The True Value of College

On any news site, it is easy to find articles that villainize college for being too expensive with too little return and others that talk about the “best degrees to make money.” As college replaces high school as the ticket to a career, commentary from pundits and lawmakers on college has increased. However, this increased commentary has been naïve and misleading.

People now talk about college as if it’s a commodity, something that can be evaluated in purely economic terms. What is an English major’s average starting salary from college X? What is the average debt of college Y’s alumni? How much does it cost to attend college Z, and is it worth it? These questions have created a whole industry of ranking systems that put these superficial questions above actual academic quality.

Even on purely economic grounds, such questions, while not useless, begin with a false assumption. If we are going to treat college as a commodity, and an expensive one at that, we should at least understand that it works differently than other commodities. A car’s quality is dependent on the manufacturer. College, however, requires the “buyer” to do most of the work to obtain its value. The value of a degree depends more on the student's input than on the college’s curriculum. Not every earth-shaker comes from Harvard or Princeton, or even Exeter, and not every Yale and Dartmouth graduate goes on to change the world. The courses the student decides to take, and not to take, the amount of work the student does, their intellectual curiosity, their participation in class and their focus and determination—all contribute far more to their educational “outcome” than the college’s overall curriculum, much less its amenities and social life. But most public discussions talk about students receiving their diplomas the same way a person receives a Christmas present.

This new attitude about college has been destructive. Governors and legislators, as well as the media, treat colleges like sellers, students as consumers and degrees as products. This has created an atmosphere of entitlement where students can feel privileged to classes that don’t push them, to high grades and to material that does not challenge their assumptions or make them uncomfortable. Colleges too often cater to student demands for trigger warnings, “safe rooms” and canceled commencement speakers. When rating colleges, as everyone from the president to weekly magazines insist on doing nowadays, people use performance measures such as graduation rates and time to degree as if though those figures depend entirely upon the colleges and not at all upon the students.

This point is made succinctly by a story about a university president who said this to new freshmen each year: “For those of you who have come here in order to get a degree, congratulations, I have good news for you. I am giving you your degree today and you can go home now. For those who came to get an education, welcome to four great years of learning at this university.”

It’s time to realize that college is not a commodity. It’s a challenging engagement in which both the students and professors have to take an active and risk-taking role if its potential value is to be realized. As we Exonians should know, the professor is meant to inspire, to prod, to irritate, to create engaging environments that enable learning to take place in a way can’t happen simply from reading books or watching films or surfing the Web. As said by former Emory University president Bill Chace, good teachers “supply oxygen” to their classrooms; they do not merely supply answers or facts. And good colleges provide lots of help to students who face challenges completing their degrees in a reasonable amount of time.

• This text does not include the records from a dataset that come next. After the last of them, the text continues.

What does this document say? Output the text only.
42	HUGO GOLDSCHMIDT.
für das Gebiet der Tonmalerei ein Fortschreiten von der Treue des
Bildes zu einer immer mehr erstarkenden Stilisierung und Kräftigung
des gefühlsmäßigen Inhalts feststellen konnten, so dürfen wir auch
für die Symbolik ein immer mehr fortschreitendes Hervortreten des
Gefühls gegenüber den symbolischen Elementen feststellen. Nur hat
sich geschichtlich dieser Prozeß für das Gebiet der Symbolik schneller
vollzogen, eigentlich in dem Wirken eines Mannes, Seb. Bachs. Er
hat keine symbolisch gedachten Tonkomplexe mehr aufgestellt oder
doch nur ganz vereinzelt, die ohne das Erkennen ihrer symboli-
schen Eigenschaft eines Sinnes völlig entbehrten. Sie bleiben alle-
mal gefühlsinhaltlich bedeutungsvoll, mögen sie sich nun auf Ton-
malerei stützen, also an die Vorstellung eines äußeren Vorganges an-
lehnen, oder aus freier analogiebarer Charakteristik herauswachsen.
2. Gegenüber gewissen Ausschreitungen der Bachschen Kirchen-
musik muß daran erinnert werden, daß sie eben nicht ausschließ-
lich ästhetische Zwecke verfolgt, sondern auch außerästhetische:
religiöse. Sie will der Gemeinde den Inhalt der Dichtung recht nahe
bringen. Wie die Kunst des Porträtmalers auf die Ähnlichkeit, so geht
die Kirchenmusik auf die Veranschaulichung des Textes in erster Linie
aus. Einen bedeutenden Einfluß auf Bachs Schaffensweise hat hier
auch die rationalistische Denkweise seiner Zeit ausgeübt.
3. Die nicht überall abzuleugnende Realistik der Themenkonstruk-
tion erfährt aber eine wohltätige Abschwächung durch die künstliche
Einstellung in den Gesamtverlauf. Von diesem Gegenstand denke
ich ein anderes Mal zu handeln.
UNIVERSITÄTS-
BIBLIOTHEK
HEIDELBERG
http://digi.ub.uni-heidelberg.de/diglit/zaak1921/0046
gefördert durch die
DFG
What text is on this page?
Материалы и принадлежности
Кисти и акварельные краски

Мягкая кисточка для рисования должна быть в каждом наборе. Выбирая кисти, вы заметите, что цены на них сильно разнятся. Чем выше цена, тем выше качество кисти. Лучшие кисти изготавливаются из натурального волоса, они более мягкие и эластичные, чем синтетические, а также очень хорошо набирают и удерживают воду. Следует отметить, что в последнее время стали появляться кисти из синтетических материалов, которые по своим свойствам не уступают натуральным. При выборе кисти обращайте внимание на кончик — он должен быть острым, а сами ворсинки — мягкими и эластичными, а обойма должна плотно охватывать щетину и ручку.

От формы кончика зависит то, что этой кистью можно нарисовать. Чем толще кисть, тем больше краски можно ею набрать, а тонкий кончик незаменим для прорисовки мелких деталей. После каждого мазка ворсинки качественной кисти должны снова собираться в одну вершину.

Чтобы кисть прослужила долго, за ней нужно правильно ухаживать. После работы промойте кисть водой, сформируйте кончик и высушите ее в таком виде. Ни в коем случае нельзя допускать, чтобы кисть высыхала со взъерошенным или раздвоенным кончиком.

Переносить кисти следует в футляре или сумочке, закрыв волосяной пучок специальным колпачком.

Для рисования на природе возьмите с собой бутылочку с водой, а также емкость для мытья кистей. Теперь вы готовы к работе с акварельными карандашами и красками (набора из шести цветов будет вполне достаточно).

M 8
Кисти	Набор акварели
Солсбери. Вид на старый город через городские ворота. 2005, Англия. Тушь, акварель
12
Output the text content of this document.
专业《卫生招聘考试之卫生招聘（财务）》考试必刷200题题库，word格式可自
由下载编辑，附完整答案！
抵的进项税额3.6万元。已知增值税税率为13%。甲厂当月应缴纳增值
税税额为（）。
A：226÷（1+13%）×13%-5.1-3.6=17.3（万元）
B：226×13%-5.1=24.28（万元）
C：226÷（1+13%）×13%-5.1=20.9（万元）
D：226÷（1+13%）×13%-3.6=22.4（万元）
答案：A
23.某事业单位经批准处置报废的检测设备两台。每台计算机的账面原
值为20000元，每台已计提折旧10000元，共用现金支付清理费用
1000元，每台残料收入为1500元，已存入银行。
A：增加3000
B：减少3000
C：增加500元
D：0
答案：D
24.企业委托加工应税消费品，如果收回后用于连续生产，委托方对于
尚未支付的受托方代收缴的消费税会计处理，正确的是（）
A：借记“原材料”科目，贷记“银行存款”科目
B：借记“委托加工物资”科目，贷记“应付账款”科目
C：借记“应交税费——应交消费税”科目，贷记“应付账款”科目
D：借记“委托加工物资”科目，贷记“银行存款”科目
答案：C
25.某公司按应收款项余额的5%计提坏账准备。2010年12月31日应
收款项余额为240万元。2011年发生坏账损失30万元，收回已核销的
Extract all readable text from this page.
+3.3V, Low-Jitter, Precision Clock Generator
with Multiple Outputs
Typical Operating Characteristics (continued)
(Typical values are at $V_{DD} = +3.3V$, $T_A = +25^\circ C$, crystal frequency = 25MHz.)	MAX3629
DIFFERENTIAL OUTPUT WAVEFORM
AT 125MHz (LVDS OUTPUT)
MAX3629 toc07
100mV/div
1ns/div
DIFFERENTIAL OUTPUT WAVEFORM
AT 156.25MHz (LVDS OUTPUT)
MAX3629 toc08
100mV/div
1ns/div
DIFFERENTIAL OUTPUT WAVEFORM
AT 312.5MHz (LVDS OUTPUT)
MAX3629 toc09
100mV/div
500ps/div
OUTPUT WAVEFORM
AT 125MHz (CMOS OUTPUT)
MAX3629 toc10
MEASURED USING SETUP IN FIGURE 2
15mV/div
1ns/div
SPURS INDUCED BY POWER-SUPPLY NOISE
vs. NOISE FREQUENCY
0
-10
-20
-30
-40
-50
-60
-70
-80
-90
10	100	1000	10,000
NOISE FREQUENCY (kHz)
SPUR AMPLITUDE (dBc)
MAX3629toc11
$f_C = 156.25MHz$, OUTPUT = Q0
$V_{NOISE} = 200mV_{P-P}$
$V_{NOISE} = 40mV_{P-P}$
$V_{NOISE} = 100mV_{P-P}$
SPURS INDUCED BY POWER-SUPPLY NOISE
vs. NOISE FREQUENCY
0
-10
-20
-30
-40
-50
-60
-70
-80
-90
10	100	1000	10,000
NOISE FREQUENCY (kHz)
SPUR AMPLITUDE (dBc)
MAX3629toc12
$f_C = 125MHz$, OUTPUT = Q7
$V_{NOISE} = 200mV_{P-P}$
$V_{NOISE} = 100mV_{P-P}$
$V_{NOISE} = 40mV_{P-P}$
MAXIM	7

This commitment is a two-way road; students have to take the wheel and have the passion to learn and take advantage of their institution. They owe this not only to their professors but also to their parents and themselves. After all, the decision to go to college is a decision to make an investment in their future, an investment of time and money. And for many, a college education is expensive. It’s the student’s job to in making sure it’s money well spent.

Students need to apply themselves to the daunting task of using their minds, a much harder challenge than most of them realize. To write a thoughtful, persuasive argument requires hard thinking and clear, cogent rhetoric. To research any moderately complex topic requires one to formulate good questions, critically examine lots of evidence, analyze one’s data and finally one must present one’s findings in succinct prose or scientific formulas.

The ultimate value of college doesn’t come from each individual class: it doesn’t necessarily matter if a student remembers everything from a chemistry class. The true value of college is the discovery that you can use your mind to make your own arguments and even your own contributions to your knowledge. It’s that discovery that is life-changing.

To create what is, for most of us, that “new sensation,” you need a professor who provokes and a student who stops slumbering. It is the responsibility of colleges and universities to place students in environments that provide these opportunities. It is the responsibility of students to seize them. In the words of Hunter Rawlings, “genuine education is not a commodity: it is the awakening of a human being.”